L’histoire au plus près : l’évolution mouvementée de Stadtallendorf et les destins de ses habitants
Il arrive parfois que des parents ou des proches de nos élèves puissent apporter une contribution précieuse à l’enseignement dispensé à Steinmühlen, grâce à leur métier ou à leurs connaissances. La visite d’Herbert Köller, le grand-père d’Alexandra Köller (6b), en est un exemple. En compagnie de Hans-Jürgen Wolff, il a présenté aux élèves de Steinmühlen des classes de 4e, de 2nde et de terminale le travail du Centre de documentation et d’information (DIZ) de Stadtallendorf, fondé en 1994, qui est le premier et le plus ancien mémorial d’Allemagne consacré au travail forcé.
Le DIZ (www.diz-stadtallendorf.de) a reçu, issues de la succession de Hilmar Eisenhut, des photos et des documents datant de la fin de la Seconde Guerre mondiale. Ce Hilmar Eisenhut était alors un élève de 15 ans à Eschwege lorsque ses camarades de classe d’une année supérieure, engagés comme aides-artilleurs antiaériens près de Kassel, ont trouvé la mort dans la chute d’un avion. Peu de temps après, Hilmar est lui aussi devenu aide-artilleur antiaérien et a été affecté à Stadtallendorf.
D’un village pauvre à la première ville industrielle
Au cours de la première partie de cette double heure de cours, Hans-Jürgen Wolff a utilisé une présentation PowerPoint pour expliquer pourquoi Stadtallendorf est aujourd’hui une ville industrielle florissante. Il a retracé le parcours de ce village catholique autrefois pauvre, en passant par le dépôt de munitions, le refuge pour les personnes déplacées et les travailleurs immigrés, jusqu’à la ville industrielle numéro 1 qu’elle est aujourd’hui dans l’arrondissement de Marburg-Biedenkopf. À cette occasion, il s’est également penché sur la question de savoir pourquoi Stadtallendorf n’avait pas été bombardée pendant la Seconde Guerre mondiale. C’est là qu’entrèrent en scène Hilmar Eisenhut, âgé de 16 ans, ainsi que ses récits et ses photographies.

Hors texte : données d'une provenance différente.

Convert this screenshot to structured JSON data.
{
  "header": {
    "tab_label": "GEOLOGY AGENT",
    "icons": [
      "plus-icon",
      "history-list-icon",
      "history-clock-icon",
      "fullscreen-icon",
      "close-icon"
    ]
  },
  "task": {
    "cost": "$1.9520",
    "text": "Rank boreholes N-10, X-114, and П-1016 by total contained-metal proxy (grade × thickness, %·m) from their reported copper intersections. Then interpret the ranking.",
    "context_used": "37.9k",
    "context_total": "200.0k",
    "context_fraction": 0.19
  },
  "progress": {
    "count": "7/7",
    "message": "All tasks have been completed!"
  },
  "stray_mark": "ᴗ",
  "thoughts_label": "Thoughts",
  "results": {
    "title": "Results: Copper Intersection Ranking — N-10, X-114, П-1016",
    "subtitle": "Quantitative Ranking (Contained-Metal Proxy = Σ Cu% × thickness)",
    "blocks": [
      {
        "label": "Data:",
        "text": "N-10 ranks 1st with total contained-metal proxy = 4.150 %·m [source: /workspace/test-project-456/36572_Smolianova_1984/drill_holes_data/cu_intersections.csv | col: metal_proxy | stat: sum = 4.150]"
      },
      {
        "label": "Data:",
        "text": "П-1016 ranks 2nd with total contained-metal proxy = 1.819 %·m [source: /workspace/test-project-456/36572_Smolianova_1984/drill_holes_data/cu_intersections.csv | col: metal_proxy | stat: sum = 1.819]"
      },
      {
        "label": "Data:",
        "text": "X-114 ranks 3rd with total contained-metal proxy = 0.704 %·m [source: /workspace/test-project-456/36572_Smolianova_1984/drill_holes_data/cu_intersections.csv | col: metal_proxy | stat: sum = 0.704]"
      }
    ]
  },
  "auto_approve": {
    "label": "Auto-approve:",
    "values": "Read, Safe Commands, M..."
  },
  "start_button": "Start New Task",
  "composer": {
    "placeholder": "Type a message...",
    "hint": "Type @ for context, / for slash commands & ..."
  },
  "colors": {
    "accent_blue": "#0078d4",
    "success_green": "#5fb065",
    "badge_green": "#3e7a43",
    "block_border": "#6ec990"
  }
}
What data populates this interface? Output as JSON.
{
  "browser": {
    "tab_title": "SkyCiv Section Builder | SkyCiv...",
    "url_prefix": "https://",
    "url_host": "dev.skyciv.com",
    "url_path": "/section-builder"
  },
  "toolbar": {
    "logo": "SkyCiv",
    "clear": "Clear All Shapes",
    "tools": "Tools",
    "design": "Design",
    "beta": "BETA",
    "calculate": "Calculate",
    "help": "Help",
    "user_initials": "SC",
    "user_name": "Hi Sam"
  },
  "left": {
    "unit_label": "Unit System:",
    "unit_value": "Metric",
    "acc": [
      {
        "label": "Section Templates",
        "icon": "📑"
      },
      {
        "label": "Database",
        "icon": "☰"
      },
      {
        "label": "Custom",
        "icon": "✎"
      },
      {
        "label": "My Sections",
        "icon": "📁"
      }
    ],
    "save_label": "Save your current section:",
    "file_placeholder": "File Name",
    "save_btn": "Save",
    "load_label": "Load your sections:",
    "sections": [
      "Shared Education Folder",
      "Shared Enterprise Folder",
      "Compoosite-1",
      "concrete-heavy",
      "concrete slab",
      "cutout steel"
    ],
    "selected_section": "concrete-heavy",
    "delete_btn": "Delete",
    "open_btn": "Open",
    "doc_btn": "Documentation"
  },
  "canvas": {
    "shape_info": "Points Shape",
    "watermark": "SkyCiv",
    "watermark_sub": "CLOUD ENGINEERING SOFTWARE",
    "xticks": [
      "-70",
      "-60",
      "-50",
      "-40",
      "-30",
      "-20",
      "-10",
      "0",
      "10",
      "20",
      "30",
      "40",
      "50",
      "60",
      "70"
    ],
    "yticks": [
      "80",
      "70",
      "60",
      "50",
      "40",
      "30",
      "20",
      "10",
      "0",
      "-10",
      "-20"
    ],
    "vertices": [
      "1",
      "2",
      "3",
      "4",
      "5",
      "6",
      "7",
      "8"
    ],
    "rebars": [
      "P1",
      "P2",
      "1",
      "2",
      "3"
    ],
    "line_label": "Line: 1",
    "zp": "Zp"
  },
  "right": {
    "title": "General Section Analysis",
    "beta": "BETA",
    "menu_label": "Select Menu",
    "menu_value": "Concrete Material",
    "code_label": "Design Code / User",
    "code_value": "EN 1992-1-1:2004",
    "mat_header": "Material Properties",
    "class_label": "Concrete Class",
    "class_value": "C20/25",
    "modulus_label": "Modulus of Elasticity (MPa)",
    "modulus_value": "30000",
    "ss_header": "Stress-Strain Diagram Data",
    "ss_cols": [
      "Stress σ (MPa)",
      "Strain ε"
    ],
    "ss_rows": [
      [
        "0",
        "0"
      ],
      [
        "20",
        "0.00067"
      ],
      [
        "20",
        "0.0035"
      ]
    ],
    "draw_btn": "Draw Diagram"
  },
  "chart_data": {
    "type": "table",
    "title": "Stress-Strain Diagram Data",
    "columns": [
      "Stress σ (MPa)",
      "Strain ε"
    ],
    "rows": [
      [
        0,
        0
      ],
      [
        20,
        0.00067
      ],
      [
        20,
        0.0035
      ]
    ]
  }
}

Les expériences de guerre d’un adolescent de 16 ans
Dans la deuxième partie, le récit a pris une tournure plus personnelle et a été présenté du point de vue du jeune garçon. Herbert Köller a lu avec vivacité, en endossant différents rôles, et a fait revivre avec émotion les notes d’Hilm, tantôt sur le ton autoritaire du sous-officier, tantôt d’une voix empreinte de larmes. De temps à autre, Hans-Jürgen Wolff interrompait la lecture à plusieurs reprises pour fournir des informations, tantôt factuelles et sobres, tantôt techniques, afin de permettre aux auditeurs de replacer le récit dans son contexte.
Le titre « L’histoire au plus près » doit donc être compris dans un double sens. D’une part, il s’agissait de la proximité régionale, c’est-à-dire de l’histoire d’une ville de notre département. D’autre part, les récits ont suscité une vive émotion, car le destin de cet aide-artilleur antiaérien et de ses amis, qui avaient le même âge que les auditeurs, les a profondément touchés – moins de dix jours avant qu’une nouvelle guerre d’agression ne soit déclenchée en Europe.
Notre photo montre les intervenants Herbert Köller (à gauche) et Hans-Jürgen Wolff.